鬼頭真琴の場合その2 03
第五節
「で?どうなったの?」
ここは橋場の自室である。
夕方のひと時、遅れて合流した美夕を連れ込んである。
「ひとしきり楽しんだと思ったらすぐに解除しちまった」
先ほどの様子を美夕に報告している橋場。
下手に密会するのではなくて、全部つまびらかにした方が却って疑いを抱かれない…という判断だ。
「時間にして何分くらい?」
「十分も無かったかもしれん。スカートの中で素脚をすりすりさせたり、色々してたけど「イライラする!」「落ち着かない!」とか言ってすぐに戻しちまった」
鬼頭真琴を橋場の能力によってセーラー服姿に変えた時の話をしている。
「男の子みたいだね」
「きっとそうなんだろ。着なれてないって意味じゃさ」
しばし沈黙。
「あたしは中学高校とも制服スカートだし、別に嫌いじゃないから」
ベッドに隣り合って座っている二人。これは何のアピールなのか。
「うん」
何となくいい雰囲気になる二人。
至近距離で見つめ合う。
エアコンが効いていて空気が気持ちいい。
お尻部分が密着している。
「美夕…」
「…」
名前を呼ばれたことで突然照れたのか視線を逸らし、次に上目づかいになる美夕。

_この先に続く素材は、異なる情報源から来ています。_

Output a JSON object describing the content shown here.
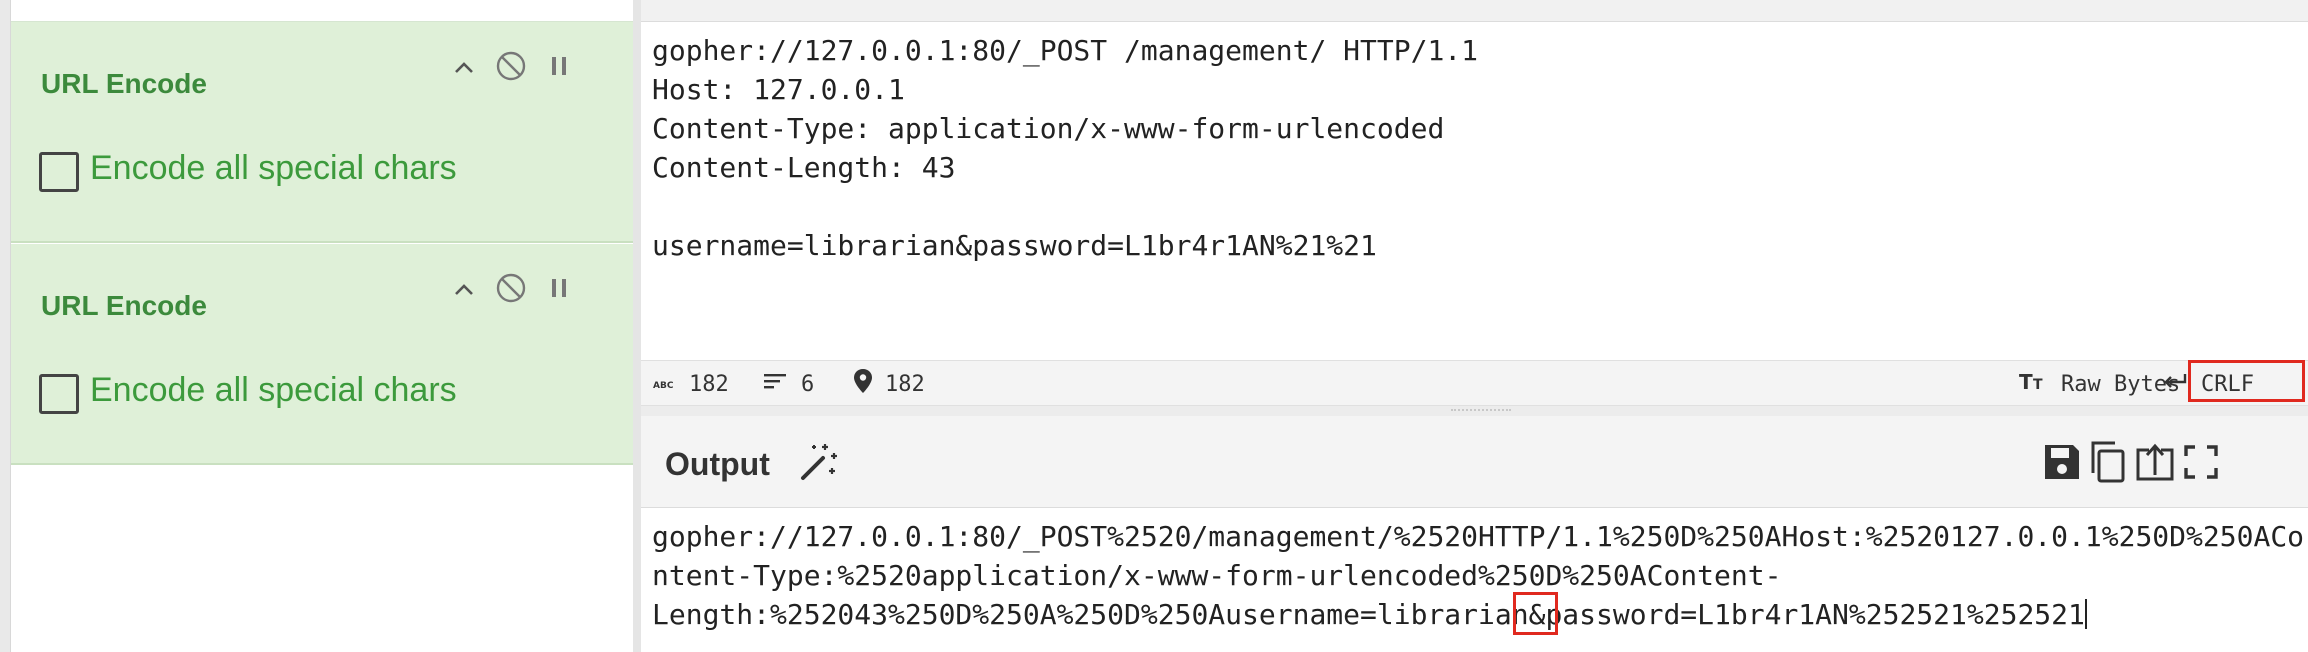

可愛い。
第六節
ぞろっとした美夕のセーラー服…ではなくて、一旦自宅に帰って私服に着替えて来てもらっている。
膝下まである白を基調としたゆったりしたスカートだ。
この間秋葉原で着せられたのと似てるな…というとまた揉めるのでそれは黙っておいた。
思い切って反対側の肩に手を乗せて抱き寄せてみる。
「…っ!」
一瞬びっくりした表情をするが、すぐに頑張って力を抜いてこちらに身を任せてくれる美夕。
美夕が目を閉じた。
ストーカーを倒すために声を掛けた日からいろいろあったが、遂にこの日が来たらしい。
キスをする橋場。
生暖かく柔らかい唇同士が押し合い、少し唾にぬれた。
「…」
背中に回した手をぎゅっと抱きしめる。
胸の奥に何やら湧き上がり、思い切って美夕側に倒れ込んだ。
「きゃっ!」
小さく悲鳴を上げて仰向けに倒れ込む美夕。
ばふん!と布団が空気を押し出す。
髪を四方に広げて見上げてくる美夕。
前開きのボタンになっている上着をもどかしく一つ一つ外していく橋場。手が震えてしまっている。
「…?」
小さな違和感が襲ってきた。
一瞬手が止まるが、それでも外し続ける。
「…??」
また違和感だ。しかもこれ、何だか覚えがある感覚だぞ?
「…どうしたの?」
不安を察して美夕が声を掛けてきた。